Hardship, honor play out with pride

Re-enactment: 15,000 soldiers travel back in time to stage a living history lesson on the Gettysburg Battlefield.


135th Anniversary Re-Enactment


Re-enacting the opening of the Battle of Gettysburg, 135 years after the fact, stirred emotions as deep and varied as the colors of an American patchwork quilt: pride, cheers and a few tears.

For the 15,000 men playing generals on horseback and privates on foot, it was a chance to experience the hardships and the honor that went with fighting the Civil War. For the 35,000 spectators watching under the July sun, it was a living history lesson. And for the civilian re-enactors in period dress in nearby tents, it was a chance to travel in time.

Take the Widow Barfleld for example, barefoot as she cooked hardtack for Confederate troops. "This many grown-up boys playing under the sun, someone has to take care of "em," said Betty Barfleld of Rockville.

Shoes were scarce in 1863; in fact, the whole battle began when Henry Heth, a Confederate general, went on a foray for shoes and bumped into two Union brigades commanded by Brig. Gen. John Buford.

Butler, 42, the bearded Pennsylvanian who portrayed Heth yesterday, uttered the very words that Heth spoke to General A.P. Hill: "I turned and said, 'With your permission, sir, I'll take my boys in and get those shoes.'"

The first engagement at Gettysburg was between two commanders, Heth and Buford, who had served together fighting the Sioux. That 1855 battle taught Buford a tactic he later used against Heth: dismounting cavalrymen in fighting against infantry.

Although the rebels outnumbered Buford's brigade 4 to 1, "Buford held me long enough for [Maj. Gen. John F.] Reynolds to come to the rescue," said Butler.

Still, the Southerners won the day, if not the decisive battle of the war. The battle that began as a skirmish between Union and Confederate scouts turned into a fierce, full-fledged engagement that eventually ended in a Union retreat.

To this day, some Southerners regret that their leaders didn't press their first-day advantage harder.

"You don't sit around and wait with open high ground in front," said Keith Bauer of New Orleans. Then he muttered a private's lamerit: "We do the work; they get the glory. They make mistakes; we pay the price."

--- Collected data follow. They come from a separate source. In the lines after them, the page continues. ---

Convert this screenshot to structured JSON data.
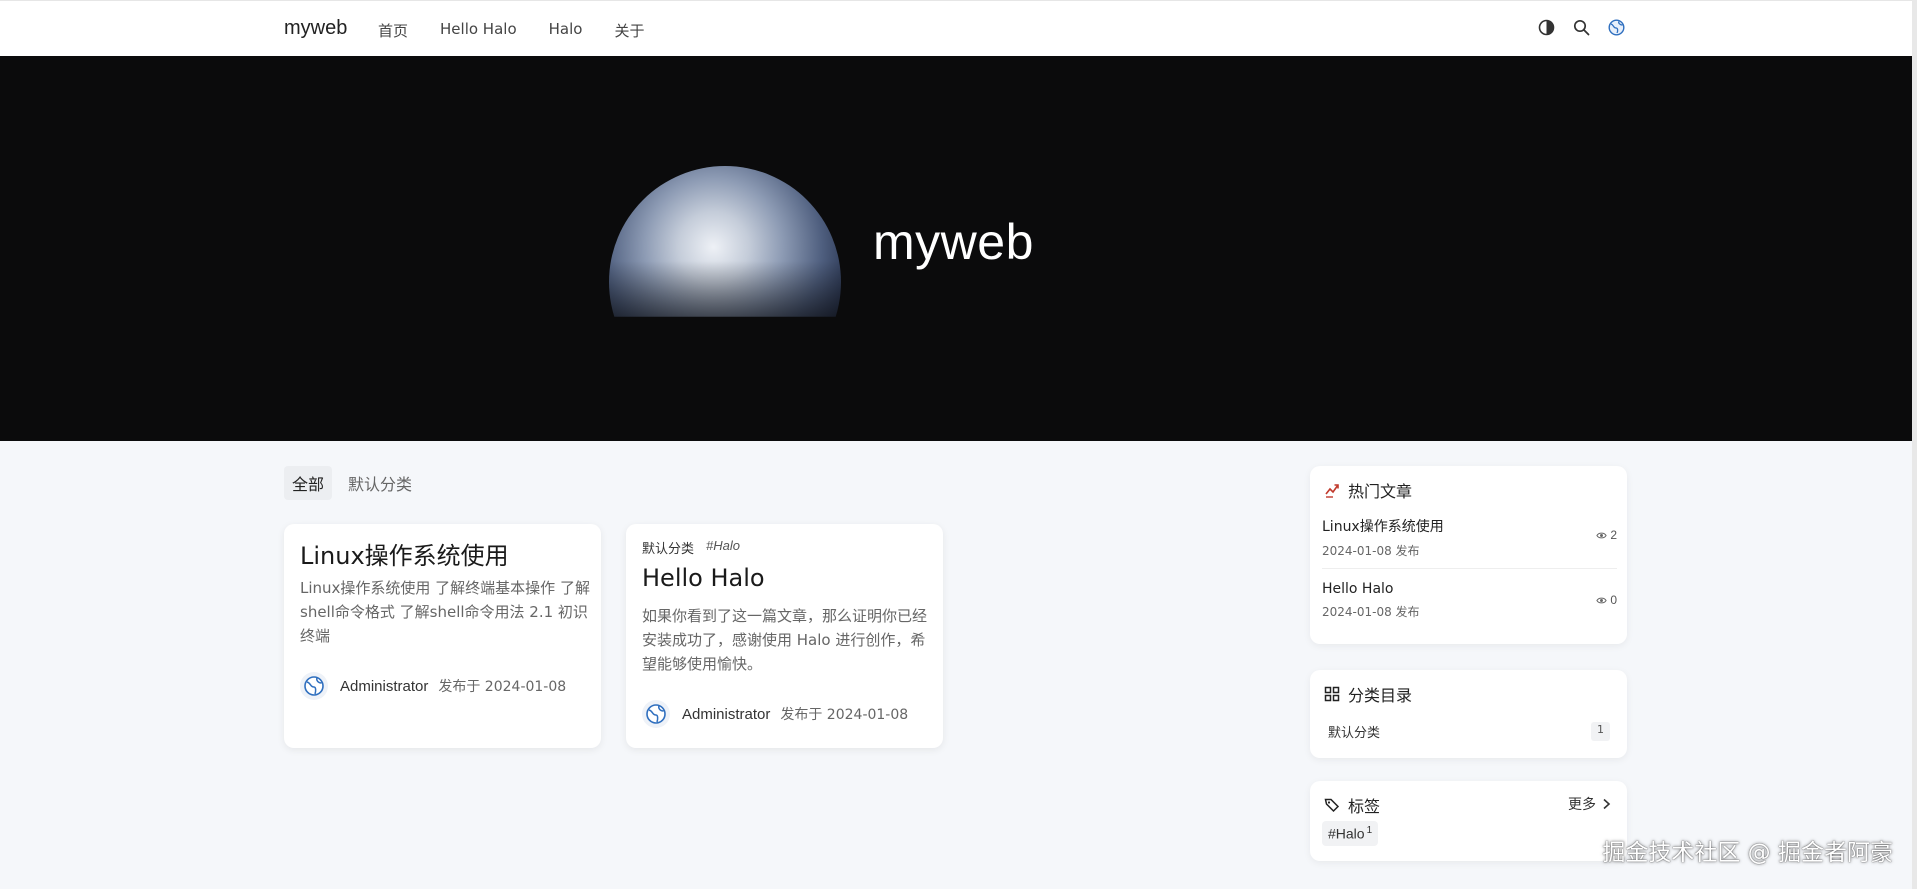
{
  "header": {
    "brand": "myweb",
    "nav": [
      "首页",
      "Hello Halo",
      "Halo",
      "关于"
    ],
    "icons": [
      "theme-toggle-icon",
      "search-icon",
      "globe-avatar-icon"
    ]
  },
  "hero": {
    "title": "myweb"
  },
  "filter_tabs": [
    "全部",
    "默认分类"
  ],
  "posts": [
    {
      "title": "Linux操作系统使用",
      "excerpt": "Linux操作系统使用 了解终端基本操作 了解shell命令格式 了解shell命令用法 2.1 初识终端",
      "author": "Administrator",
      "date": "发布于 2024-01-08"
    },
    {
      "category": "默认分类",
      "tag": "#Halo",
      "title": "Hello Halo",
      "excerpt": "如果你看到了这一篇文章，那么证明你已经安装成功了，感谢使用 Halo 进行创作，希望能够使用愉快。",
      "author": "Administrator",
      "date": "发布于 2024-01-08"
    }
  ],
  "sidebar": {
    "hot": {
      "title": "热门文章",
      "items": [
        {
          "title": "Linux操作系统使用",
          "date": "2024-01-08 发布",
          "views": "2"
        },
        {
          "title": "Hello Halo",
          "date": "2024-01-08 发布",
          "views": "0"
        }
      ]
    },
    "categories": {
      "title": "分类目录",
      "items": [
        {
          "name": "默认分类",
          "count": "1"
        }
      ]
    },
    "tags": {
      "title": "标签",
      "more": "更多",
      "items": [
        {
          "name": "#Halo",
          "count": "1"
        }
      ]
    }
  },
  "watermark": "掘金技术社区 @ 掘金者阿豪",
  "colors": {
    "hero_bg": "#0b0b0c",
    "page_bg": "#f5f7fa",
    "hot_icon": "#c0392b",
    "avatar_blue": "#2f6fbf"
  }
}
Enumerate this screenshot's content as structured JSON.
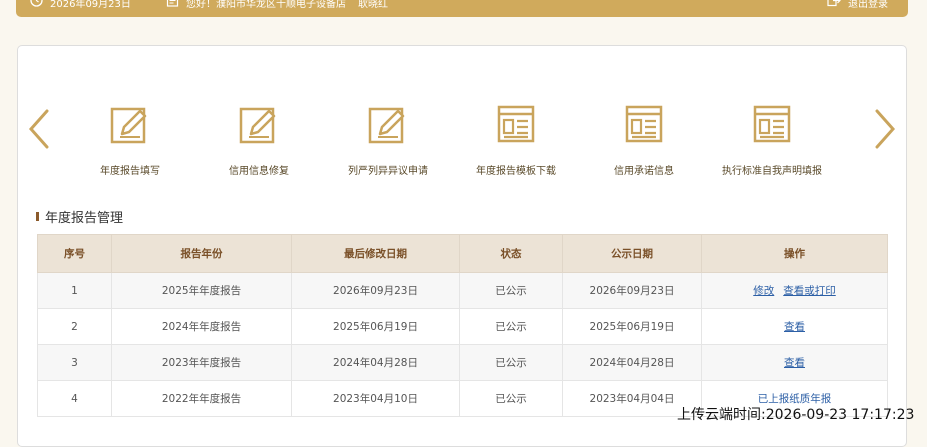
{
  "topbar": {
    "date": "2026年09月23日",
    "greeting": "您好！濮阳市华龙区千顺电子设备店",
    "account": "耿晓红",
    "logout": "退出登录"
  },
  "quick_links": [
    {
      "label": "年度报告填写",
      "icon": "edit-form-icon"
    },
    {
      "label": "信用信息修复",
      "icon": "edit-form-icon"
    },
    {
      "label": "列严列异异议申请",
      "icon": "edit-form-icon"
    },
    {
      "label": "年度报告模板下载",
      "icon": "document-window-icon"
    },
    {
      "label": "信用承诺信息",
      "icon": "document-window-icon"
    },
    {
      "label": "执行标准自我声明填报",
      "icon": "document-window-icon"
    }
  ],
  "section": {
    "title": "年度报告管理"
  },
  "table": {
    "headers": [
      "序号",
      "报告年份",
      "最后修改日期",
      "状态",
      "公示日期",
      "操作"
    ],
    "rows": [
      {
        "no": "1",
        "year": "2025年年度报告",
        "modified": "2026年09月23日",
        "status": "已公示",
        "published": "2026年09月23日",
        "actions": [
          "修改",
          "查看或打印"
        ]
      },
      {
        "no": "2",
        "year": "2024年年度报告",
        "modified": "2025年06月19日",
        "status": "已公示",
        "published": "2025年06月19日",
        "actions": [
          "查看"
        ]
      },
      {
        "no": "3",
        "year": "2023年年度报告",
        "modified": "2024年04月28日",
        "status": "已公示",
        "published": "2024年04月28日",
        "actions": [
          "查看"
        ]
      },
      {
        "no": "4",
        "year": "2022年年度报告",
        "modified": "2023年04月10日",
        "status": "已公示",
        "published": "2023年04月04日",
        "actions": [
          "已上报纸质年报"
        ]
      }
    ]
  },
  "stamp": "上传云端时间:2026-09-23 17:17:23",
  "colors": {
    "accent": "#d0aa5c",
    "header_bg": "#ece3d6",
    "link": "#2c5fa6"
  }
}
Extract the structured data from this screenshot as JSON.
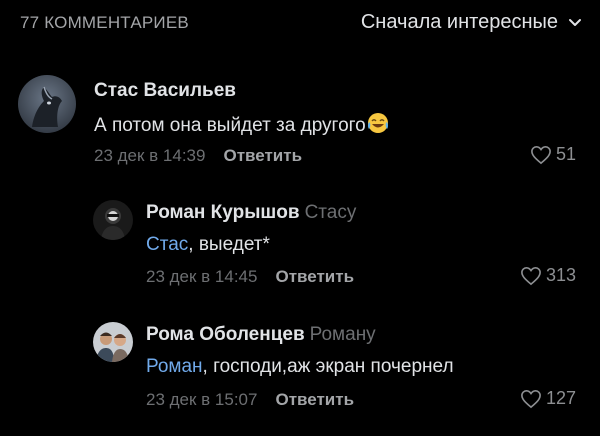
{
  "header": {
    "count_label": "77 КОММЕНТАРИЕВ",
    "sort_label": "Сначала интересные",
    "sort_icon": "chevron-down-icon"
  },
  "comments": [
    {
      "author": "Стас Васильев",
      "text": "А потом она выйдет за другого",
      "emoji": "face-with-tears-of-joy",
      "date": "23 дек в 14:39",
      "reply_label": "Ответить",
      "likes": "51"
    },
    {
      "author": "Роман Курышов",
      "reply_to": "Стасу",
      "mention": "Стас",
      "text": ", выедет*",
      "date": "23 дек в 14:45",
      "reply_label": "Ответить",
      "likes": "313"
    },
    {
      "author": "Рома Оболенцев",
      "reply_to": "Роману",
      "mention": "Роман",
      "text": ", господи,аж экран почернел",
      "date": "23 дек в 15:07",
      "reply_label": "Ответить",
      "likes": "127"
    }
  ],
  "colors": {
    "background": "#000000",
    "text_primary": "#e1e3e6",
    "text_secondary": "#6d6f72",
    "mention": "#71aaeb"
  }
}
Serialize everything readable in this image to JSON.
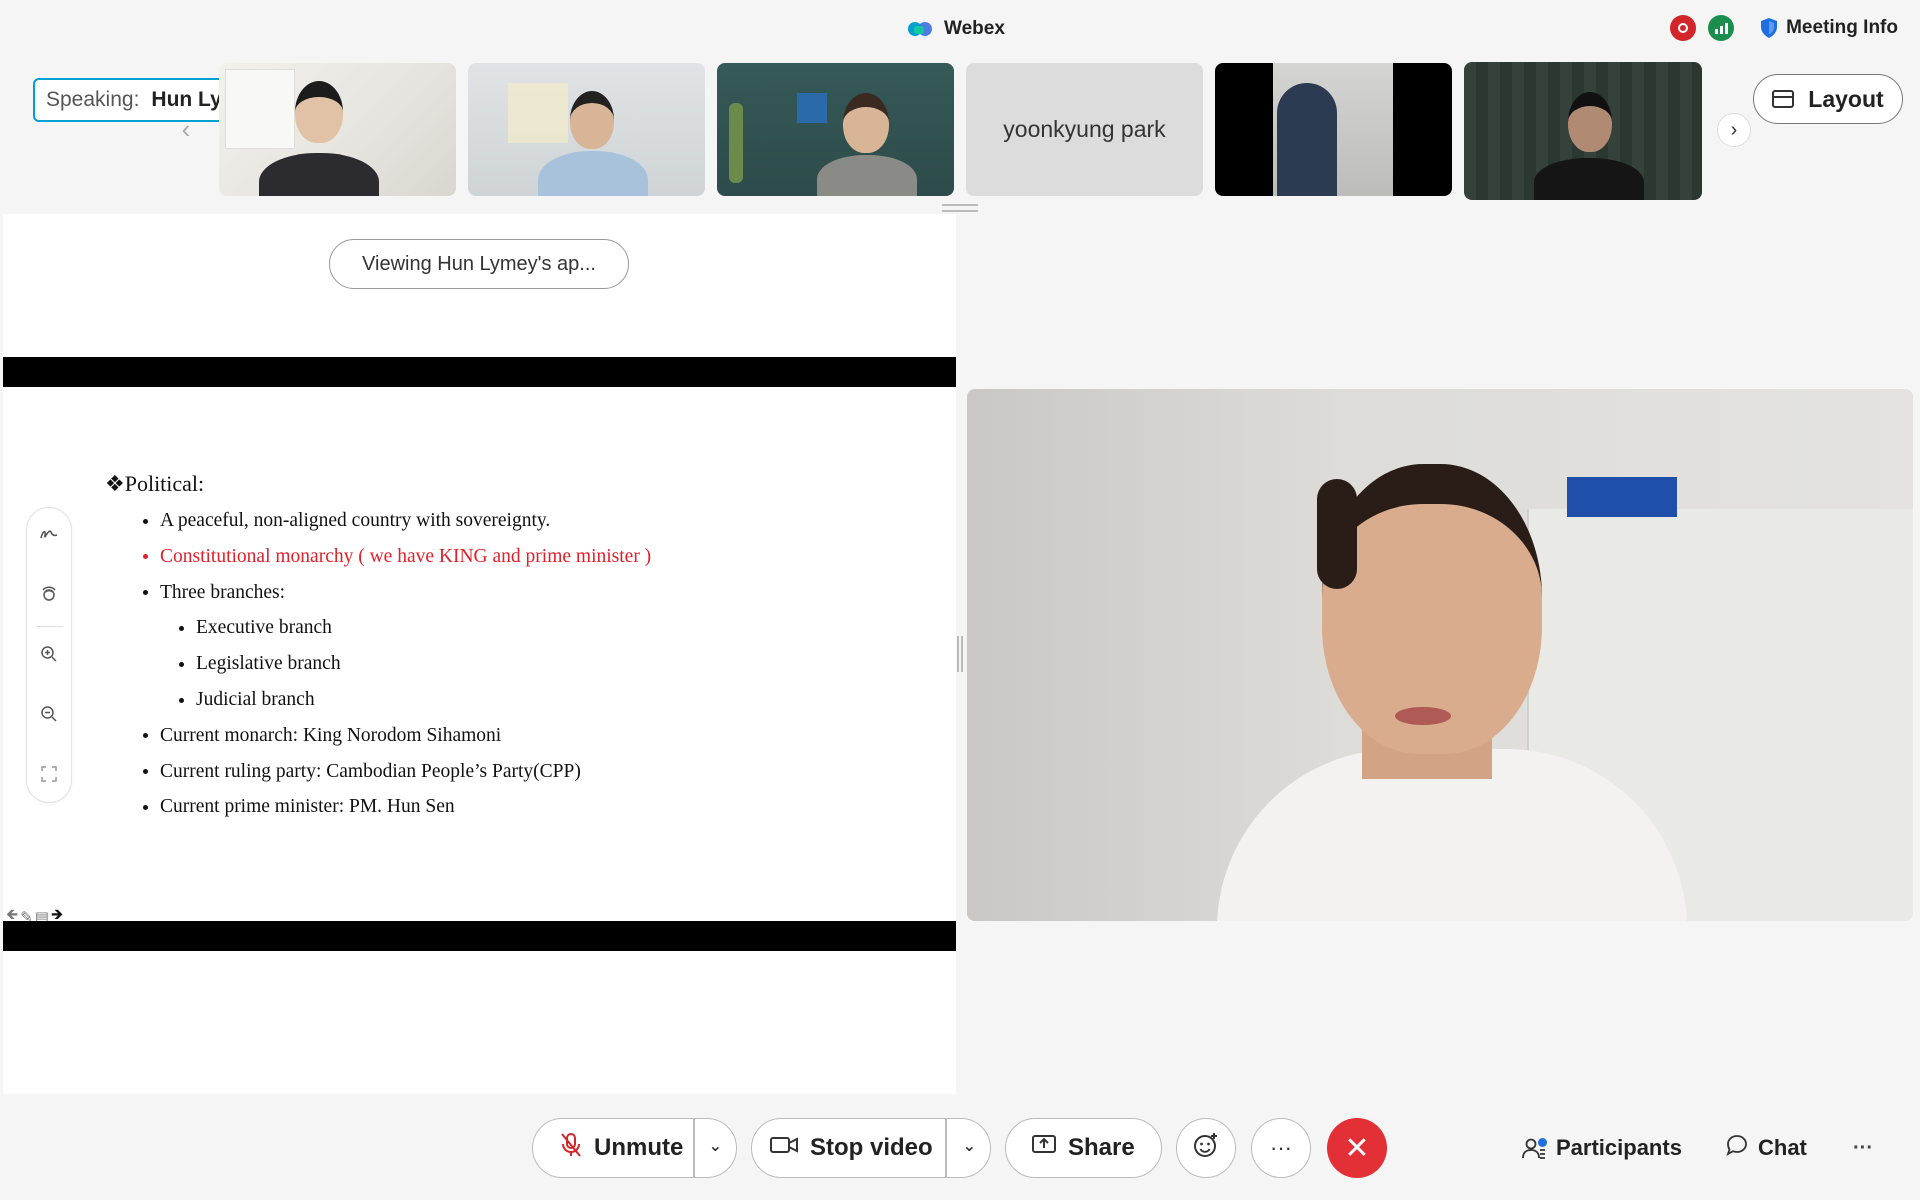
{
  "app": {
    "title": "Webex"
  },
  "header": {
    "meeting_info": "Meeting Info"
  },
  "filmstrip": {
    "speaking_key": "Speaking:",
    "speaking_name": "Hun Lymey",
    "prev_icon": "chevron-left-icon",
    "next_icon": "chevron-right-icon",
    "participants_no_video_name": "yoonkyung park",
    "layout_label": "Layout"
  },
  "share": {
    "viewing_label": "Viewing Hun Lymey's ap...",
    "slide": {
      "heading": "❖Political:",
      "items": [
        {
          "text": "A peaceful, non-aligned country with sovereignty.",
          "level": 1,
          "color": "#111111"
        },
        {
          "text": "Constitutional monarchy ( we have KING and prime minister )",
          "level": 1,
          "color": "#e0202a"
        },
        {
          "text": "Three branches:",
          "level": 1,
          "color": "#111111"
        },
        {
          "text": "Executive branch",
          "level": 2,
          "color": "#111111"
        },
        {
          "text": "Legislative branch",
          "level": 2,
          "color": "#111111"
        },
        {
          "text": "Judicial branch",
          "level": 2,
          "color": "#111111"
        },
        {
          "text": "Current monarch: King Norodom Sihamoni",
          "level": 1,
          "color": "#111111"
        },
        {
          "text": "Current ruling party: Cambodian People’s Party(CPP)",
          "level": 1,
          "color": "#111111"
        },
        {
          "text": "Current prime minister: PM. Hun Sen",
          "level": 1,
          "color": "#111111"
        }
      ]
    },
    "annotation_tools": [
      "annotate-icon",
      "remote-control-icon",
      "zoom-in-icon",
      "zoom-out-icon",
      "fit-screen-icon"
    ]
  },
  "toolbar": {
    "unmute": "Unmute",
    "stop_video": "Stop video",
    "share": "Share",
    "reactions_icon": "smiley-plus-icon",
    "more": "···",
    "leave_icon": "close-icon",
    "participants": "Participants",
    "chat": "Chat",
    "overflow": "···"
  },
  "colors": {
    "accent": "#00a0d1",
    "leave": "#e32f36",
    "record": "#d3262a",
    "stats": "#1b8e4e"
  }
}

One comrade said many had come up north to show their Southern pride, a point under-scored by women in corsets and handmade dresses who identified themselves as United Daughters of the Confederacy.

"When your relatives shed blood, it becomes personal for you," said Al Freyder of the 7th Louisiana.

Yet one man in Confederate garb, Rod Herring of Virginia, said he did not regret the outcome. "It was the best thing for this country that the Union won," said Herring, 41. Like many fathers, he brought his son along to witness the guns of Gettysburg - which, without real cannonballs, were not nearly as loud as the real thing.

As thousands of troops, including the famous Union "Iron Brigade," marched in tight four-man formation with strains of "Dixie" and "Yankee Doodle" in the air, a Michigan artillery unit got cannons ready and looked cool.

"When the Confederates break that tree line," said David Wardell, 47, of Muskegon, Michigan, "then we go into action." Upon hearing the rebel yell in the distance, he shrugged. "Their pep rally - they always do that."

To enhance the spirit of authenticity, soldiers on both sides carried items in their pockets similar to those owned by Civil War soldiers: the last letter from home, a Bible, food rations, pocket watches.

One thing that some missed from modern life was the telephone. "Without cell phones, it's amazing they coordinated anything," said Patrick Gorman, portraying Maj. Gen. John Bell Hood on horseback, as he did in the movie "Gettysburg."

When a courier galloped past in a rush, he said, "There's your cell phone."

Everyone there seemed to have a clear idea exactly what his or her role was, whether it was Stonewall Jackson's mapmaker, "shirkers" sitting in the shade as the battle raged or one who called himself a "simple farmer from Connecticut."

"I'm here to preserve the Union," said Ron Irvine, 51.